Born in Vierzon, Cher, son of a lawyer, Édouard Vaillant studied engineering at the École Centrale des Arts et Manufactures, graduating in 1862, and then law at the Sorbonne. In Paris he knew Charles Longuet, Louis-Auguste Rogeard, and Jules Vallès. A reader of Pierre-Joseph Proudhon's writings, he met Proudhon, and joined the International Workingmen's Association.

He went to study in Germany in 1866. At the outbreak of the Franco-Prussian War in 1870 he returned to Paris. It was during the Siege of Paris that Vaillant met Auguste Blanqui. Vaillant opposed the Government of National Defence, and took part in the revolts on 31 October 1870 and 22 January 1871.

He was one of the four editors of the Affiche Rouge (red poster) calling for the creation of the Paris Commune. In the elections of February 1871 he stood as a revolutionary socialist candidate for the National Assembly but was not elected. In March 1871 he was elected by the 20th arrondissement to the council of the Commune where he oversaw work on education.

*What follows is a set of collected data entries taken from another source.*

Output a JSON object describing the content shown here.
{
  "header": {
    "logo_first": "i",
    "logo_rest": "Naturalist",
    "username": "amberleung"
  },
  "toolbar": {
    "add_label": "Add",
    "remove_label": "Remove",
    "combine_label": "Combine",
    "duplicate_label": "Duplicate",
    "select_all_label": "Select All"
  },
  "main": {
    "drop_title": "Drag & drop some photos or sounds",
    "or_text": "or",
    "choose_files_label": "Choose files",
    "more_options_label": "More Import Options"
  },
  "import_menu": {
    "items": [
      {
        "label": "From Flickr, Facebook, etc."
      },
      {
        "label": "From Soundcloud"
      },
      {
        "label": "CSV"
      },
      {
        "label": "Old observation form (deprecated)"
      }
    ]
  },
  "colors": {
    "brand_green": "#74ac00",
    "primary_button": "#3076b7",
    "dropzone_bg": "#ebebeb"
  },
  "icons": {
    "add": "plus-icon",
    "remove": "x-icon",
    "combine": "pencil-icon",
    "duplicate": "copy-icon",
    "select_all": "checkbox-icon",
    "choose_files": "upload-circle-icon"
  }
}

Following the bloody suppression of the Commune in late May 1871, Vaillant fled France with Eugène Baudin for Great Britain where he was part of the Blanquist tendency of the First International. He was sentenced to death in absentia in July 1872 and did not return to France until the general amnesty of 1880.

Active in socialist politics, Vaillant was elected to the Chamber of Deputies in 1893, representing the 20th arrondissement. Although he had earlier been a convinced revolutionary, in the Chamber he generally followed a middle ground between the "revolutionaries" represented by Jules Guesde and the "reformists" represented by Jean Jaurès. He was among the founder members of the French Section of the Workers' International (SFIO), a socialist party uniting revolutionary and reformist groups.

Vaillant supported a general strike to prevent French participation in the First World War, but following the assassination of Jaurès and the outbreak of war, he joined the majority of socialists in supporting the Union sacrée and harshly criticised pacifist members of the SFIO in his speeches.

Édouard Vaillant died in Paris on 18 December 1915. Schools in his birthplace of Vierzon, and in Gennevilliers, are named in his honour.